Two interesting reports came across my desk over the break that address this key question...

What are museums for? This is the age-old question museums have been grappling with for years, and in times of rapid change, shrinking resources, increased competition and more powerful consumers, it appears that this is an even more urgent question that our sector needs to resolve.


Behind the scenes in Mammalogy
Behind the scenes in Mammalogy Image: Stuart Humphreys
© Australian Museum

Two recent reports have looked at this very issue. In What are museums for?, Nick Poole, UK Collections Trust CEO, explored the role of museums through an analysis of 40 UK museums' mission statements. The wordle (below and also here) is a neat way to summarise the key concepts of People; Collections; Future; World; Understanding; Learning; Public; Enjoyment; National and Access.

However, as I was reading this I was wondering what the wordle might look like from the user/consumer perspective (for example, try typing "museums are" into the Google search box and see what happens...)?

The second, What do non profits stand for? reports on research from the Nonprofit Listening Post Project, Johns Hopkins University, into seven features commonly associated with the nonprofit sector: "being productive, effective, enriching, empowering, responsive, reliable, and caring". To me one of the more interesting findings was that "62 percent of respondents acknowledged that the nonprofit sector does a poor job of articulating its special qualities to people outside the sector ... [appearing] that a significant part of the responsibility for the limited understanding of the nonprofit sector’s core values on the part of key external stakeholders lies with the sector itself."

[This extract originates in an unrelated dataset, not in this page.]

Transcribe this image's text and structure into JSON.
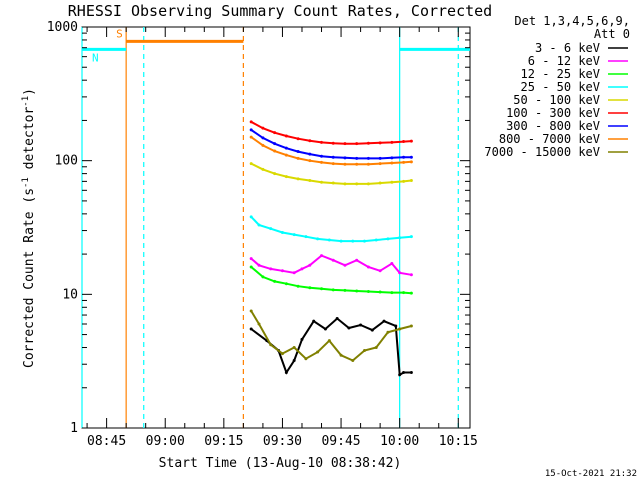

On reflection, I am now thinking that we are asking the wrong question: not What are museums for / stand for?, but Who are museums for? It was the wise museum sage, Stephen Weil, that declared back in 1999 that museums must transform themselves from “… being about something to being for somebody” and, more recently, Seb Chan in Museums of the Future, who stated that “the museum of the future needs a public to demand and desire it”.